Very encouraging! It’s great to see evidence like this continue to build. Thanks as always Simon.
Hi Double, hope all is well. Glad you liked the post. Fingers crossed for the GLP-1R-related clinical trial results in 2021.
Do you know if the exenatide phase 3 trial has been effected much by covid? Original target was a completion in 2023.
Recruitment and screening for the Exenatide III study was paused in mid-March, due to COVID. But UCL, Oxford and Plymouth are all now open again and the remaining sites are due to start recruiting in the coming months. The results will most likely now be available in 2024, but several of the Phase II studies mentioned above will be giving results in 2021.
Thanks for the response. 🙂
I wish trial runners would keep patients up to date on their trials. Updates on their trial websites and the registration sites like clinicaltrials.gov are non-existent leaving patients not having a clue of the status of the trials. There seems be zero effort to attract patients to enroll in trials via online means. The clinical trial approach is stuck in the 90’s and it’s no wonder, trials struggle to recruit patients.

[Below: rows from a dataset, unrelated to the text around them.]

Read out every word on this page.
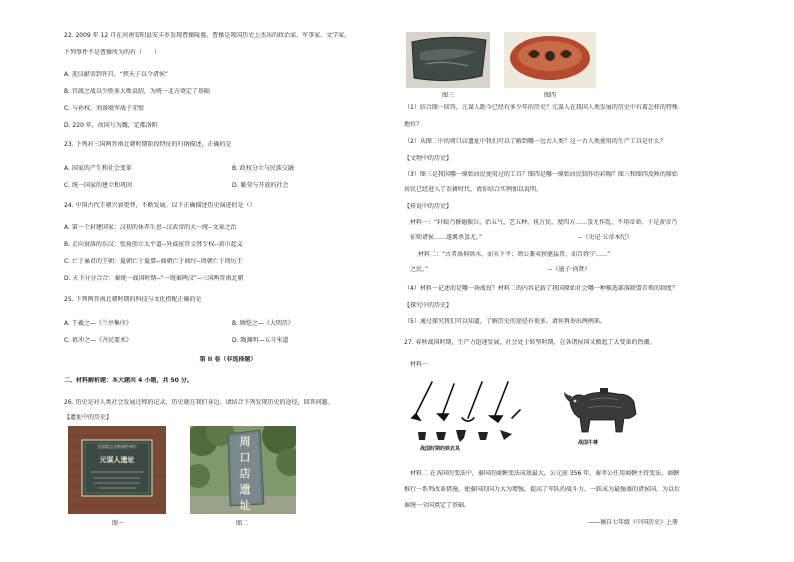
22. 2009 年 12 月在河南安阳县安丰乡发现曹操陵墓。曹操是我国历史上杰出的政治家、军事家、文学家。
下列事件不是曹操所为的有（　　）
A. 迎汉献帝到许昌，“挟天子以令诸侯”
B. 官渡之战以少胜多大败袁绍，为统一北方奠定了基础
C. 与孙权、刘备联军战于赤壁
D. 220 年，改国号为魏，定都洛阳
23. 下列对三国两晋南北朝时期阶段特征的归纳描述，正确的是
A. 国家的产生和社会变革	B. 政权分立与民族交融
C. 统一国家的建立和巩固	D. 繁荣与开放的社会
24. 中国古代王朝兴衰更替，不断发展。以下正确描述历史演进的是（）
A. 第一个封建国家：汉初的休养生息--汉武帝的大一统--文景之治
B. 走向衰落的东汉：张角创立太平道--外戚宦官交替专权--黄巾起义
C. 亡于暴君的王朝：夏朝亡于夏桀--商朝亡于商纣--周朝亡于周厉王
D. 天下分分合合：秦统一战国时期--“一统秦两汉”--三国两晋南北朝
25. 下列两晋南北朝时期的科技与文化搭配正确的是
A. 王羲之—《兰亭集序》	B. 顾恺之—《大明历》
C. 祖冲之—《齐民要术》	D. 陶渊明—五斗米道
第 II 卷（非选择题）
二、材料解析题：本大题共 4 小题，共 50 分。
26. 历史是对人类社会发展过程的记录，历史就在我们身边。请结合下列发现历史的途径，回答问题。
【遗址中的历史】
全国重点文物保护单位
元谋人遗址
图一
周口店遗址
图二
图三	图四
（1）结合图一回答，元谋人距今已经有多少年的历史？元谋人在我国人类发展的历史中有着怎样的特殊
地位？
（2）从图二中的周口店遗址中我们可以了解到哪一远古人类？这一古人类使用的生产工具是什么？
【文物中的历史】
（3）图三是我国哪一原始居民使用过的工具？图四是哪一原始居民制作的彩陶？图三和图四反映的原始
居民已经进入了农耕时代，请你结合实例加以说明。
【传说中的历史】
材料一：“轩辕乃修德振兵，治五气，艺五种，抚万民，度四方……蚩尤作乱，不用帝命。于是黄帝乃
征师诸侯……遂禽杀蚩尤。”　　　　　　　　　　　　　　　　--《史记·五帝本纪》
材料二：“古者禹抑洪水，而天下平；周公兼夷狄驱猛兽，而百姓宁……”
之民。”　　　　　　　　　　　　　　　　　　　　--《墨子·尚贤》
（4）材料一记述的是哪一场战役？材料二的内容记载了我国原始社会哪一种推选部落联盟首领的制度？
【探究中的历史】
（5）通过探究我们可以知道，了解历史的途径有很多，请你再举出两例来。
27. 春秋战国时期，生产力迅速发展，社会处于转型时期，在各诸侯国又掀起了大变革的热潮。
材料一
战国时期的铁农具
战国牛尊
材料二 在各国的变法中，秦国的商鞅变法成效最大，公元前 356 年，秦孝公任用商鞅主持变法，商鞅
推行一系列改革措施，使秦国的国力大为增强，提高了军队的战斗力，一跃成为最强盛的诸侯国，为以后
秦统一全国奠定了基础。
——摘自七年级《中国历史》上册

Regarding the chart, we see a big jump downward when treatment begins, and then in the last 12 weeks when treatmentis removed, we see that the treatment group has a big jump up of 1.5 points on the UPDRS while the placebo group only increases by about 0.5 points in the same interval.
So doesn’t that suggest a palliative effect more than it suggests a more lasting efffect upon progression? If the study had continued for another 12 weeks without giving the drug to either group, wouldn’t the gap have continued to close between the two groups?